The exhibition’s French title Aller–Retour refers both to Louise Bourgeois’ French origins and the nature of her artistic practice – an uninterrupted process of research into identity and a return to the psychological conflicts of her childhood and adolescence, principally to the problematic relationship with her father. The interrelation of past and present and the use of the image of the mesh and the metaphor of weaving – Bourgeois’ father ran a business restoring tapestries – symbolically amount to a work of remembrance and a coming to terms with psychological crises.

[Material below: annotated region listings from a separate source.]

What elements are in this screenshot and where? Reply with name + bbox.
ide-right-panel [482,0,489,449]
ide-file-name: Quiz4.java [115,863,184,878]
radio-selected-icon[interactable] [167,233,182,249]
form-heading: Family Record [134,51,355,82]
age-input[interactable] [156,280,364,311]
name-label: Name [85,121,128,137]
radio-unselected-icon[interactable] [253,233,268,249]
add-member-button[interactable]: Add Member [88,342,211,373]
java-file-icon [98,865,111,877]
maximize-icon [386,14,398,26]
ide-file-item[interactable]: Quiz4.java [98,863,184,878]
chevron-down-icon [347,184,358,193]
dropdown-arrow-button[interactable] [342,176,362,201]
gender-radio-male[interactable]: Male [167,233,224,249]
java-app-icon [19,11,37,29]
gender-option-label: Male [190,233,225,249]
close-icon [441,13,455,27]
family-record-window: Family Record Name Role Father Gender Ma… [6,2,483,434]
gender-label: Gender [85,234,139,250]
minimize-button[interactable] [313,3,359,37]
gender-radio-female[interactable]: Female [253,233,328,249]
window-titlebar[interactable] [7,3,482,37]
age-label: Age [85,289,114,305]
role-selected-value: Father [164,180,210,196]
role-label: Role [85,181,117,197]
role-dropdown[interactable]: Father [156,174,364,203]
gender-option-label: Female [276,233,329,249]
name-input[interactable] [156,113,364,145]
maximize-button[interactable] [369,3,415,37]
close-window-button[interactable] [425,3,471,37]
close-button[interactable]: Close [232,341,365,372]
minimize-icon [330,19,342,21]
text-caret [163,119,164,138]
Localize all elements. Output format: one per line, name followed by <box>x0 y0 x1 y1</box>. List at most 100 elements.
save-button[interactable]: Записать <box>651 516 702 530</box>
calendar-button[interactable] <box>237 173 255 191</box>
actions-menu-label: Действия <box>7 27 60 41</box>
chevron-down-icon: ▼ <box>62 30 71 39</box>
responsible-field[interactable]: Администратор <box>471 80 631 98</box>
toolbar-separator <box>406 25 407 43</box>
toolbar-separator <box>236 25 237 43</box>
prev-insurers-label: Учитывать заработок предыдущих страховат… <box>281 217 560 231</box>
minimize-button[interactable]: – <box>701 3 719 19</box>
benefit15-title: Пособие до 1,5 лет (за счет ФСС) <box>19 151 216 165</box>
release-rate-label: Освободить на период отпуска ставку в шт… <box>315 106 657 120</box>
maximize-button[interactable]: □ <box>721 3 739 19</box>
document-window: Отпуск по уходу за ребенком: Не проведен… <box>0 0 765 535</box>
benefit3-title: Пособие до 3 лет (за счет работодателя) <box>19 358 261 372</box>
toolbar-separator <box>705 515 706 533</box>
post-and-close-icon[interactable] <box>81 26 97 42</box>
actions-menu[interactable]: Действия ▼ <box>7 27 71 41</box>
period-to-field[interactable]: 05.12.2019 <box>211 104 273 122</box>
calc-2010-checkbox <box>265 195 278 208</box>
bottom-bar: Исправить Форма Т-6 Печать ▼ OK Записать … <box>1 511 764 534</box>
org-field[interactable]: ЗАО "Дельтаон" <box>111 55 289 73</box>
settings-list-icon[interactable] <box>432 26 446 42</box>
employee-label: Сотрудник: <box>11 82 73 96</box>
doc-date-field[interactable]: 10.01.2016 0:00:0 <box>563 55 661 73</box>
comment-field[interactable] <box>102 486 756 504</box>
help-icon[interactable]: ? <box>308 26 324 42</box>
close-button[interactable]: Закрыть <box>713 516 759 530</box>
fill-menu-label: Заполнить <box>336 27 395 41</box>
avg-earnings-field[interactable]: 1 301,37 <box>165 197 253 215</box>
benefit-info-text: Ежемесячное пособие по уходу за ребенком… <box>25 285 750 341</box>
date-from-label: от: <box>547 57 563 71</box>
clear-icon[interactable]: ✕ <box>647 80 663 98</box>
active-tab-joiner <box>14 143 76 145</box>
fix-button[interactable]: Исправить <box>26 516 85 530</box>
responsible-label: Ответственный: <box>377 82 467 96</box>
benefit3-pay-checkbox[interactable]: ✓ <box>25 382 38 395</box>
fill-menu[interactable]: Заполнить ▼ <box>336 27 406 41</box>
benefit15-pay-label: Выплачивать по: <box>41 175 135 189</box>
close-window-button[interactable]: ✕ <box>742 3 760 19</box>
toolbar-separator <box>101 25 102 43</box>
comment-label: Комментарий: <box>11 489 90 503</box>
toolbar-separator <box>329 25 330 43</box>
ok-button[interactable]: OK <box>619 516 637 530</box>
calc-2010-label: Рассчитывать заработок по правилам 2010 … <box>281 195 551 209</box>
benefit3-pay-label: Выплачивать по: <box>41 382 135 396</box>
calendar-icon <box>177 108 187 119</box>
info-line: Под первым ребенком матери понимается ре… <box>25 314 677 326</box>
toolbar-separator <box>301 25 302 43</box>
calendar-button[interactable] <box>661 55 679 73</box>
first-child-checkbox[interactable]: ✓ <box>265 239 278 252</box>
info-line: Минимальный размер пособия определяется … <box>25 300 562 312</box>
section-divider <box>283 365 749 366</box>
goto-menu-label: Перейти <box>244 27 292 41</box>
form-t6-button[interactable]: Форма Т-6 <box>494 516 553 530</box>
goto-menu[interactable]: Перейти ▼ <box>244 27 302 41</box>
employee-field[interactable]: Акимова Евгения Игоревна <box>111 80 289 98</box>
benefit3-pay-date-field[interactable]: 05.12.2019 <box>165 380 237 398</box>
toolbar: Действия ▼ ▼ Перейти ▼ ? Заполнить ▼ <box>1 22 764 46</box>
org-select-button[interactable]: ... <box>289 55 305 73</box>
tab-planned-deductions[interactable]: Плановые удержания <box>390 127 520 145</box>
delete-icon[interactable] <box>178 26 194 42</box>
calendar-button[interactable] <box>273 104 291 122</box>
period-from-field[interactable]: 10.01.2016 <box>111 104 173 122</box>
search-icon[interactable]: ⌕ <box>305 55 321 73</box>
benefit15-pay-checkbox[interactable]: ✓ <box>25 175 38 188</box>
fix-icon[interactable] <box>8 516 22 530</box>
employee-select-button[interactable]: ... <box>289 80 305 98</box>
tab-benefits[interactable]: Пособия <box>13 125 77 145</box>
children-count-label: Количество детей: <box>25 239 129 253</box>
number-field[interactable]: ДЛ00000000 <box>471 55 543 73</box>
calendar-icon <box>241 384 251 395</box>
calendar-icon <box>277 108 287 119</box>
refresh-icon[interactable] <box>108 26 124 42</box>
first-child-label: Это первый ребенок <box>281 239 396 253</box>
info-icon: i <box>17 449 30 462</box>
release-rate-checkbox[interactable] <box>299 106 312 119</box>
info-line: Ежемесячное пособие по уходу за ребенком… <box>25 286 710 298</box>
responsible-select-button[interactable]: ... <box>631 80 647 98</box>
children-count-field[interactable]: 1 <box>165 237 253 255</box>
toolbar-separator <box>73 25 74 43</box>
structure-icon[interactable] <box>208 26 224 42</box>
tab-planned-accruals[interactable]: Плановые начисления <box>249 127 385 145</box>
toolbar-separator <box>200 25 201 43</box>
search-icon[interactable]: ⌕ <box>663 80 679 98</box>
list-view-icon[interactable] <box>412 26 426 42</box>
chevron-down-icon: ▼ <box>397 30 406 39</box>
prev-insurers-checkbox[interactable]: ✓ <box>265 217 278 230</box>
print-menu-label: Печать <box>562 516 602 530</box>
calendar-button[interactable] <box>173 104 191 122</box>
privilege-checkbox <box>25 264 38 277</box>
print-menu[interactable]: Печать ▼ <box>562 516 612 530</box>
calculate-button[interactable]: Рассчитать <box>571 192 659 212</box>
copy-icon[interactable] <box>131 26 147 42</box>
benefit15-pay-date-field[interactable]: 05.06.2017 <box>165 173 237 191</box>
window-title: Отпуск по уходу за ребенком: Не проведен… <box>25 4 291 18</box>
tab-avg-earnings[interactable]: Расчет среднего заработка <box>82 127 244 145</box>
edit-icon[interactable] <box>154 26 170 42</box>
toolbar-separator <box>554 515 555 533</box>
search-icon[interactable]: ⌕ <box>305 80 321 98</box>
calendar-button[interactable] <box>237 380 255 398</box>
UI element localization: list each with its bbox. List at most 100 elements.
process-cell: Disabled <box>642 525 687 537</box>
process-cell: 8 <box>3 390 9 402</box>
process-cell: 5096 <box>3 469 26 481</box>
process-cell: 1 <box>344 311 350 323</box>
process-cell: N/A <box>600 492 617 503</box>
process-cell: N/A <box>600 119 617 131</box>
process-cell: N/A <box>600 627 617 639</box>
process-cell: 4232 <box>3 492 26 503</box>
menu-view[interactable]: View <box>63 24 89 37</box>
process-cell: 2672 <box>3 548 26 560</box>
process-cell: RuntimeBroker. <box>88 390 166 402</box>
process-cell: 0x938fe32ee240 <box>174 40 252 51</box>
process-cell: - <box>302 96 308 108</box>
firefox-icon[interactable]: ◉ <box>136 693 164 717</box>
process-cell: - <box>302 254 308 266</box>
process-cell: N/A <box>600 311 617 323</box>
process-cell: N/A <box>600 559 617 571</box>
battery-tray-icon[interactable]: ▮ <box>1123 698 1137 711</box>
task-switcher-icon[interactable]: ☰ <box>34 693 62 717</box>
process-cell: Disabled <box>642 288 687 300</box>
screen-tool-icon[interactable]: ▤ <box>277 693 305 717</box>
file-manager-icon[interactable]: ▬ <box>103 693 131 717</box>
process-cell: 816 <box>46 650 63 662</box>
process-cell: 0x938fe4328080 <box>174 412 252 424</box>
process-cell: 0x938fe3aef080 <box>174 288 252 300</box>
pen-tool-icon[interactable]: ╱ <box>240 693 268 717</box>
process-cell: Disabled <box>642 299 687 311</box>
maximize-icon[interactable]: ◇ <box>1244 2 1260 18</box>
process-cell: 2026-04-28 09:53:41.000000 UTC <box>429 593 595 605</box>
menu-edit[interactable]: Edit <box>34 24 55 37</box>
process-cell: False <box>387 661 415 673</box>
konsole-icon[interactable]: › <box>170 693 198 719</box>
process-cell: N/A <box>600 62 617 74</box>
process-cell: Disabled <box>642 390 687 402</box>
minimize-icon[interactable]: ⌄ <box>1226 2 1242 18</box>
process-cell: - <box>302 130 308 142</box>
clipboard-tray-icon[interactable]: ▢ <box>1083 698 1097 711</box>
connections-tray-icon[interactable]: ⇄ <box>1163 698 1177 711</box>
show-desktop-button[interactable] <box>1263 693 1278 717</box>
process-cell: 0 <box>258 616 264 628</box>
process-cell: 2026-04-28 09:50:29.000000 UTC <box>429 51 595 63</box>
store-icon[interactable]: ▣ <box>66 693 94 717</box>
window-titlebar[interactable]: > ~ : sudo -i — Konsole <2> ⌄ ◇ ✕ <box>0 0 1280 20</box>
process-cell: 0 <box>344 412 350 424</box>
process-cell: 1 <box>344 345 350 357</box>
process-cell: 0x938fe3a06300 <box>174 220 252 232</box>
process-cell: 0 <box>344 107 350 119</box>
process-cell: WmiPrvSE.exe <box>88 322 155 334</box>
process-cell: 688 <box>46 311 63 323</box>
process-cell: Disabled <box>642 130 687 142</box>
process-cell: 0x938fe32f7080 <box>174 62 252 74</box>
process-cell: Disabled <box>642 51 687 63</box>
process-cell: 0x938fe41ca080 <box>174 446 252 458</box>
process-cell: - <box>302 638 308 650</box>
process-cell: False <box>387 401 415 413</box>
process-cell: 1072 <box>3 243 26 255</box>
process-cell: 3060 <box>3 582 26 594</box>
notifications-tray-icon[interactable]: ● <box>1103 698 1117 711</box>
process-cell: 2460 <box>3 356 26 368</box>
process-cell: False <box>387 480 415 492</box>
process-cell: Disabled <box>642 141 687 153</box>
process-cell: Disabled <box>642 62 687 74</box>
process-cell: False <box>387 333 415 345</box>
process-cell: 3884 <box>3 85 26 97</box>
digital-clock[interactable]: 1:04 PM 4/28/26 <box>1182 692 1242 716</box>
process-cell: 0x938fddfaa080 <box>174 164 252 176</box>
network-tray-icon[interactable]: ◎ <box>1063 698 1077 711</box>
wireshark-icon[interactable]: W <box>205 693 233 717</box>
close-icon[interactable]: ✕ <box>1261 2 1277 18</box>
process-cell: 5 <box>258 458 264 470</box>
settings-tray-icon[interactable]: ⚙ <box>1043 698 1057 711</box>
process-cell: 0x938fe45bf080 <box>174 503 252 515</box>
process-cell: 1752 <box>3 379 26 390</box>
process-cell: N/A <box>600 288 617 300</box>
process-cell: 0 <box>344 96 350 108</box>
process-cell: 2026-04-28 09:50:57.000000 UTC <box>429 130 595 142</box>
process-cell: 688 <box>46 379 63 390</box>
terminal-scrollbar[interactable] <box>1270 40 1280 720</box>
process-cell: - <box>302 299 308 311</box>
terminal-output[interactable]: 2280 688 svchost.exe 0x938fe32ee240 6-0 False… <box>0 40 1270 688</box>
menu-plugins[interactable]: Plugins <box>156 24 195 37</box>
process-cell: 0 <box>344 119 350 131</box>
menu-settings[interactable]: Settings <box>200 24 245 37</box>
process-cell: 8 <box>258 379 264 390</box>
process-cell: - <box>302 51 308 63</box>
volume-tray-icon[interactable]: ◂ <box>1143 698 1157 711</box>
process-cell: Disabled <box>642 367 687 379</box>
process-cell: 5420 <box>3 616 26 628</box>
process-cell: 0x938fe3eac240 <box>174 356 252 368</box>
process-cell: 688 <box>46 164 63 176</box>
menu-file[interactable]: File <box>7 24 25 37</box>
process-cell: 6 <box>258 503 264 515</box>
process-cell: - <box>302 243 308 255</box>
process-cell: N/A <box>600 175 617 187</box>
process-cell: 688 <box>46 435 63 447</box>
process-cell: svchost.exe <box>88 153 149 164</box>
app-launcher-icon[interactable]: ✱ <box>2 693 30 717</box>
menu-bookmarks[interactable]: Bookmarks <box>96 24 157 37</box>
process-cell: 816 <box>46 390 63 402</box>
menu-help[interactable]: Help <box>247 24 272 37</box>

The Kunsthalle Wien shows the artist’s later works as a dialogue between sculpture and drawing. Since the 1980s, the works of Louise Bourgeois have followed the prevalent notion of art that rejects universal style and formal understanding in favour of a personal approach. The artist’s central concern lies in overcoming conflicts and the establishment of an intense, open discussion on the dialectics of thoughts and feelings.
For a younger generation of artists, Louise Bourgeois represents a mother figure, a star, possessing a mythical status as an example of art as a means for coping with life. Despite her age, she still holds weekly sessions where young artists can present and discuss their work. She is seen as authentic and challenging, a moral as well as an artistic authority.
This show is part of a series of monographic Kunsthalle Wien exhibitions of key figures of modern art such as Yayoi Kusama (2002), Marcel Broodthaers (2003) and Eva Hesse (2004).
The curator of the exhibition is Peter Weiermair, director of the Galleria d’Arte Moderna, Bologna (2001-2005), who in 1989 organised the first European retrospective of Louise Bourgeois’ (in Germany, Switzerland and France).
To accompany the exhibition a catalogue will be published in German and English with texts by Peter Weiermair and Philip Larratt-Smith, an interview with Louise Bourgeois by Gerald Matt as well as a foreword by Gerald Matt, circa 196 pages.
Louise Bourgeois with Spider IV, in 1996.